There is enough strength for both defensive and offensive battles against the the junta's army, which is the junta's mechanism to demolish the principle of Federalism upon which the Union Of Burma was formed by.

Amidst violation of political means, war is just.

Fortuner Wrote:
01/11/2010
I very much agree and since long ago have been waiting to see the ethincs groups work together to fight the SPDC.

Khurtai Kornkhaw Wrote:
01/11/2010
The situation now is that the cease-fire armies and resistance armies are without a clue on how to formulate a grand strategy for their survival and to deliver the peoples' aspirations, within their respective territory of influence or control areas.

The problem is that the non-Burman armed groups are at most only reactive and have never strived to become proactive.

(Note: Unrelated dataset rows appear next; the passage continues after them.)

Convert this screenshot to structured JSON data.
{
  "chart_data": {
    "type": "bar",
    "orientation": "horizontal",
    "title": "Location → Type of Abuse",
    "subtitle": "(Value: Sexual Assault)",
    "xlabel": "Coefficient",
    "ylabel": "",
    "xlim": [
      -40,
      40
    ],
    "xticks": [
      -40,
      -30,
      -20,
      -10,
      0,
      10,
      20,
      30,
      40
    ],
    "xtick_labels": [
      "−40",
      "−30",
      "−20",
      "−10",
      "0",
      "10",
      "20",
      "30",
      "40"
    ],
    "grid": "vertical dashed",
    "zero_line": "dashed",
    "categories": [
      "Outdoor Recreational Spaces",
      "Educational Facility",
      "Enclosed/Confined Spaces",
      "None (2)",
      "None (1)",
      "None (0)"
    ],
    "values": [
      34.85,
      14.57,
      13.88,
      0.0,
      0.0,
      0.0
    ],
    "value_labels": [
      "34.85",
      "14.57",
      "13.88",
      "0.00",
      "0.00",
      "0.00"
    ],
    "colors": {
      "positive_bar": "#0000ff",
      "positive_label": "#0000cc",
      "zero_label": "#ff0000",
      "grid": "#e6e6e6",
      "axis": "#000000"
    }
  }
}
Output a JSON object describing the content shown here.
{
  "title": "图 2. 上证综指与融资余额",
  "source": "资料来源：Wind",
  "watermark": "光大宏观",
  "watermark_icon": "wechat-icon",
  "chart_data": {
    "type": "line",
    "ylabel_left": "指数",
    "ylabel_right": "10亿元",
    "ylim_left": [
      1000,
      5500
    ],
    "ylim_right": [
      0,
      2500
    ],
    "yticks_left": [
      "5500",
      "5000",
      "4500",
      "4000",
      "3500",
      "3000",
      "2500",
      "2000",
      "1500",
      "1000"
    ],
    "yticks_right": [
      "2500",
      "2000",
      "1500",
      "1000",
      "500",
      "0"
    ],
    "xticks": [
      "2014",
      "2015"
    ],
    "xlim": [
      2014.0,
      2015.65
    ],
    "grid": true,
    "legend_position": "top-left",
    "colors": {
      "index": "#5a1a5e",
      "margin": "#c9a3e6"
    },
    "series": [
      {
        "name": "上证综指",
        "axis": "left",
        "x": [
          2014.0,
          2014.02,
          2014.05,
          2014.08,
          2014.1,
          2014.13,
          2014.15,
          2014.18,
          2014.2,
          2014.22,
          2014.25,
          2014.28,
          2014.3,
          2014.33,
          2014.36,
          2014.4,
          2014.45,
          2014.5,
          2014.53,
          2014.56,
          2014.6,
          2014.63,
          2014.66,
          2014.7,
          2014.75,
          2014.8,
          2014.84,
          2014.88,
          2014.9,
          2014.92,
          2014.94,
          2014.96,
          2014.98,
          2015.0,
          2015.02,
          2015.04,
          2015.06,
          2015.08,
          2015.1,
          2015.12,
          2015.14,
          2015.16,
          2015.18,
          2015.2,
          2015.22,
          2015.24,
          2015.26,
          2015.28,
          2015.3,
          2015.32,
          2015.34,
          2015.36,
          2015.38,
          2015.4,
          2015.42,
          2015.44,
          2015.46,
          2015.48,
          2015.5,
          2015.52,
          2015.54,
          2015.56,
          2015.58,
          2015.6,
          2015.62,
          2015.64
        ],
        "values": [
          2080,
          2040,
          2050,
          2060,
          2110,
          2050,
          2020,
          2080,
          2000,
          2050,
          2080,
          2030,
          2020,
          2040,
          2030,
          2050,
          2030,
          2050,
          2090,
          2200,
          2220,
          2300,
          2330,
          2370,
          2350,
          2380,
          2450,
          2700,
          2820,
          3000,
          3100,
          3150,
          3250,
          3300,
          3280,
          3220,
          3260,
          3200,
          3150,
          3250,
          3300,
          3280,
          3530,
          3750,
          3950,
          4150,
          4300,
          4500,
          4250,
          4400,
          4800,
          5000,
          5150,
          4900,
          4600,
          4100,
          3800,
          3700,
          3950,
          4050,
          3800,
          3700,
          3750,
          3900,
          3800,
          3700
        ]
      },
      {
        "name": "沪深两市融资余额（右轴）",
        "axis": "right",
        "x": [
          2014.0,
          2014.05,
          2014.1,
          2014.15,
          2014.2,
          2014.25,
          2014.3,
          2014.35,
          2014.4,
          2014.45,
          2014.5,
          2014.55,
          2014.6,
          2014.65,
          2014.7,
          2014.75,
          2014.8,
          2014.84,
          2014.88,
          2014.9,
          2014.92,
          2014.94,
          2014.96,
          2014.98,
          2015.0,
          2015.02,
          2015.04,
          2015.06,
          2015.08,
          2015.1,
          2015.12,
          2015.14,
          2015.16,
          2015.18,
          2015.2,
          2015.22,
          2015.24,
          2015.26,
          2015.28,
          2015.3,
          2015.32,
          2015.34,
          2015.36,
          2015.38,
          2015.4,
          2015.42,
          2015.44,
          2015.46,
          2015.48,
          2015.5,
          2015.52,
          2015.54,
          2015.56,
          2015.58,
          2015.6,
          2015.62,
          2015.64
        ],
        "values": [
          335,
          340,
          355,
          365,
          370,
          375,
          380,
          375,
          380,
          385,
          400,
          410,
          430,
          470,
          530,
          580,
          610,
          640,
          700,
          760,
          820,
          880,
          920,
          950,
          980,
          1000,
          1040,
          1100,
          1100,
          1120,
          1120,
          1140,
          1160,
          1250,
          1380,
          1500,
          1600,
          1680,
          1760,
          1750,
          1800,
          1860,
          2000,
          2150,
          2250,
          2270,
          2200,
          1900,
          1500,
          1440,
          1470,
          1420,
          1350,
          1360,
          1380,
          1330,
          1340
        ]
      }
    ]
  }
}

It is alright that once the first shot is fired by the junta's troop, all possible war fronts would open and the junta would have to defend its positions in all directions. And that an urban guerrilla Warfare would be introduced.

But these measures are in nature just reactive and besides, they still need to be translated into real implementation when the time comes.

A more proactive approach would be to agree upon a strategy among the non-Burman armed groups on how to weaken the junta's power base, e.g. as soliciting alliance with dissatisfied junta's commanders and soldiers, before and during an uprising when it occurs.